3. You are asked to review a 28-year-old primiparous woman who was brought by ambulance with heavy vaginal bleeding at 32 weeks of gestation. Her total blood loss has been estimated to be around 2 litres and an ultrasound scan reveals massive abruption with no fetal heart rate. Immediate blood transfusion has been started and you notice bleeding from the venepuncture site. Results of the coagulation test are not available. What other blood products should be started while awaiting the results of coagulation studies?
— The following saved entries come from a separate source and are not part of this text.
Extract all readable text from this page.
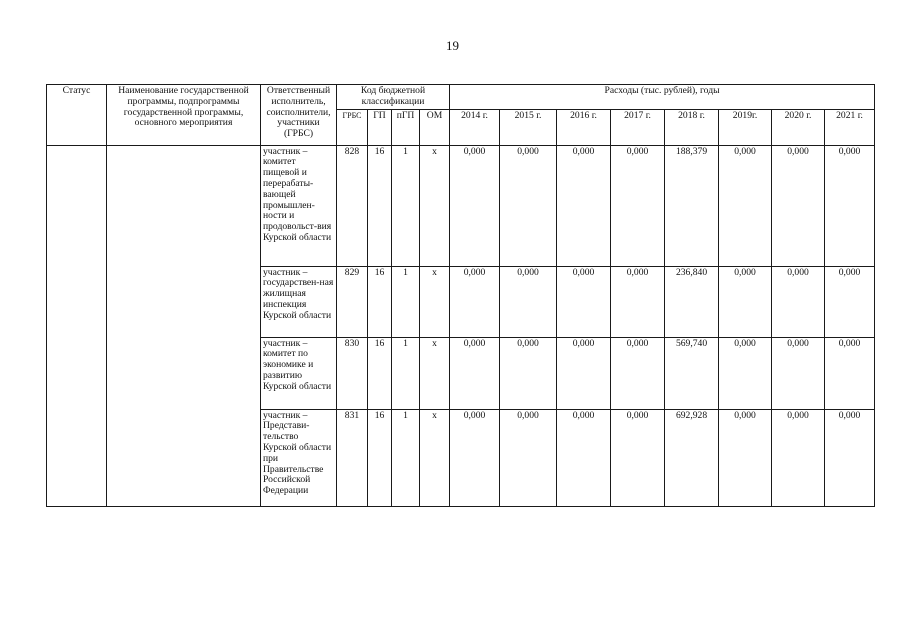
19
Статус	Наименование государственной программы, подпрограммы государственной программы, основного мероприятия	Ответственный исполнитель, соисполнители, участники (ГРБС)	Код бюджетной классификации				Расходы (тыс. рублей), годы							
			ГРБС	ГП	пГП	ОМ	2014 г.	2015 г.	2016 г.	2017 г.	2018 г.	2019г.	2020 г.	2021 г.
		участник – комитет пищевой и перерабаты-вающей промышлен-ности и продовольст-вия Курской области	828	16	1	х	0,000	0,000	0,000	0,000	188,379	0,000	0,000	0,000
		участник – государствен-ная жилищная инспекция Курской области	829	16	1	х	0,000	0,000	0,000	0,000	236,840	0,000	0,000	0,000
		участник – комитет по экономике и развитию Курской области	830	16	1	х	0,000	0,000	0,000	0,000	569,740	0,000	0,000	0,000
		участник – Представи-тельство Курской области при Правительстве Российской Федерации	831	16	1	х	0,000	0,000	0,000	0,000	692,928	0,000	0,000	0,000
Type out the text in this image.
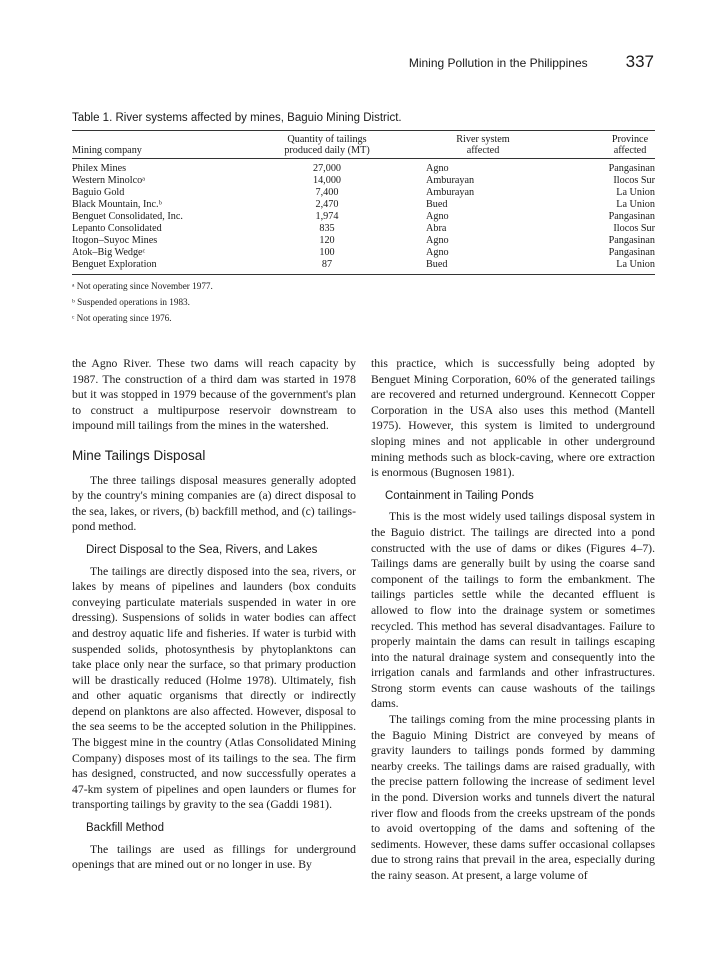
Mining Pollution in the Philippines 337
Table 1. River systems affected by mines, Baguio Mining District.
Mining company	Quantity of tailings produced daily (MT)	River system affected	Province affected
Philex Mines	27,000	Agno	Pangasinan
Western Minolcoᵃ	14,000	Amburayan	Ilocos Sur
Baguio Gold	7,400	Amburayan	La Union
Black Mountain, Inc.ᵇ	2,470	Bued	La Union
Benguet Consolidated, Inc.	1,974	Agno	Pangasinan
Lepanto Consolidated	835	Abra	Ilocos Sur
Itogon–Suyoc Mines	120	Agno	Pangasinan
Atok–Big Wedgeᶜ	100	Agno	Pangasinan
Benguet Exploration	87	Bued	La Union
ᵃ Not operating since November 1977.
ᵇ Suspended operations in 1983.
ᶜ Not operating since 1976.

the Agno River. These two dams will reach capacity by 1987. The construction of a third dam was started in 1978 but it was stopped in 1979 because of the government's plan to construct a multipurpose reservoir downstream to impound mill tailings from the mines in the watershed.

Mine Tailings Disposal

The three tailings disposal measures generally adopted by the country's mining companies are (a) direct disposal to the sea, lakes, or rivers, (b) backfill method, and (c) tailings-pond method.

Direct Disposal to the Sea, Rivers, and Lakes

The tailings are directly disposed into the sea, rivers, or lakes by means of pipelines and launders (box conduits conveying particulate materials suspended in water in ore dressing). Suspensions of solids in water bodies can affect and destroy aquatic life and fisheries. If water is turbid with suspended solids, photosynthesis by phytoplanktons can take place only near the surface, so that primary production will be drastically reduced (Holme 1978). Ultimately, fish and other aquatic organisms that directly or indirectly depend on planktons are also affected. However, disposal to the sea seems to be the accepted solution in the Philippines. The biggest mine in the country (Atlas Consolidated Mining Company) disposes most of its tailings to the sea. The firm has designed, constructed, and now successfully operates a 47-km system of pipelines and open launders or flumes for transporting tailings by gravity to the sea (Gaddi 1981).

Backfill Method

The tailings are used as fillings for underground openings that are mined out or no longer in use. By

this practice, which is successfully being adopted by Benguet Mining Corporation, 60% of the generated tailings are recovered and returned underground. Kennecott Copper Corporation in the USA also uses this method (Mantell 1975). However, this system is limited to underground sloping mines and not applicable in other underground mining methods such as block-caving, where ore extraction is enormous (Bugnosen 1981).

Containment in Tailing Ponds

This is the most widely used tailings disposal system in the Baguio district. The tailings are directed into a pond constructed with the use of dams or dikes (Figures 4–7). Tailings dams are generally built by using the coarse sand component of the tailings to form the embankment. The tailings particles settle while the decanted effluent is allowed to flow into the drainage system or sometimes recycled. This method has several disadvantages. Failure to properly maintain the dams can result in tailings escaping into the natural drainage system and consequently into the irrigation canals and farmlands and other infrastructures. Strong storm events can cause washouts of the tailings dams.

The tailings coming from the mine processing plants in the Baguio Mining District are conveyed by means of gravity launders to tailings ponds formed by damming nearby creeks. The tailings dams are raised gradually, with the precise pattern following the increase of sediment level in the pond. Diversion works and tunnels divert the natural river flow and floods from the creeks upstream of the ponds to avoid overtopping of the dams and softening of the sediments. However, these dams suffer occasional collapses due to strong rains that prevail in the area, especially during the rainy season. At present, a large volume of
4. A 37-year-old primiparous woman presented with small antepartum haemorrhage and tightenings at 34+3 weeks of gestation. Ultrasound examination at 32 weeks of gestation showed a low-lying placenta. CTG trace is reassuring. Tocograph shows regular uterine activity. What would be the next step in her management?
5. A 29-year-old G2P1 with a booking BMI of 35 had a placental abruption and an emergency caesarean section at 37 weeks of gestation in her previous pregnancy. She is currently on low dose aspirin 75 mg in the current pregnancy. The previous fetal weight at birth was 1814 g at 37 weeks. You are about to see her following a 20 week anomaly scan in antenatal clinic. What is the most appropriate antenatal care in her current pregnancy?